Embora os testes de função pulmonar não tenham apresentado diferença
estatisticamente significante entre os períodos pré e pós-TxH, provavelmente o
aumento da tolerância ao exercício no período pós-TxH, possa ser causado pela
melhora clínica desses pacientes.
É provável que outros aspectos (nutricionais e metabólicos), não avaliados no
presente estudo, contribuam para a evolução do TxH. Isto foi evidenciado
através do estudo de KRASNOFF et al.(10), em que o grupo que realizou programa
de exercício e acompanhamento da dieta pelo período de 1 ano, teve aumento no
consumo de oxigênio VO2 e na QV em geral, quando comparado ao grupo com
tratamento usual.
Muitos estudos demonstram que o TxH prolonga a sobrevida e melhora a QV de
doentes com moléstia hepática avançada(1, 10, 15, 17). Em concordância com os
estudos publicados, na presente pesquisa verificou-se melhora da QV relacionada
à saúde, quando comparado o período PO com o pré-TxH. Houve diferença
estatisticamente significante no domínio "capacidade funcional" do SF-36 nos
indivíduos com 6, 9 e 12 meses de TxH, quando comparados ao grupo pré-TxH.

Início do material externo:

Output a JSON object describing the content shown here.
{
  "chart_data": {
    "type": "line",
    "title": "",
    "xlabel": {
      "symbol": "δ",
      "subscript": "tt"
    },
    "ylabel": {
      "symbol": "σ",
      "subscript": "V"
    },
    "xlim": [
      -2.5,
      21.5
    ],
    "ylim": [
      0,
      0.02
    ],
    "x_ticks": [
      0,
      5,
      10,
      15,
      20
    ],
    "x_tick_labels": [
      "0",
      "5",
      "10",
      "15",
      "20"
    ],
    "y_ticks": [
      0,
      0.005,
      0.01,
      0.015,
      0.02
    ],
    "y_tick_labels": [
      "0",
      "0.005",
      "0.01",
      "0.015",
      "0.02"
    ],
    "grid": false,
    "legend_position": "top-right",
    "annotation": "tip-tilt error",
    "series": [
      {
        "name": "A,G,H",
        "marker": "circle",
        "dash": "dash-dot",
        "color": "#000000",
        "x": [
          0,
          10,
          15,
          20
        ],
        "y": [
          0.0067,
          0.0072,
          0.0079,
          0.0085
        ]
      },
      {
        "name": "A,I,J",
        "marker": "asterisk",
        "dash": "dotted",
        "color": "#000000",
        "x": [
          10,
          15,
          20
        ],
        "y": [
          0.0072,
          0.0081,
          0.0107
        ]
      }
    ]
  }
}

Esses achados, entretanto, não se apresentaram de forma linear, sofrendo
oscilações nos períodos subseqüentes ao transplante.
Uma limitação da presente pesquisa encontra-se no fato de a população estudada
ser heterogênea em relação à doença de base apresentada, além de cada grupo
possuir número amostral reduzido (cinco pacientes em cada grupo), o que gera
fator limitante para validação externa dos dados.
O TxH proporciona benefícios aos pacientes com doença hepática avançada e
interfere nas condições pulmonares, funcionais e QV, causando melhora dessas
variáveis após a realização da cirurgia.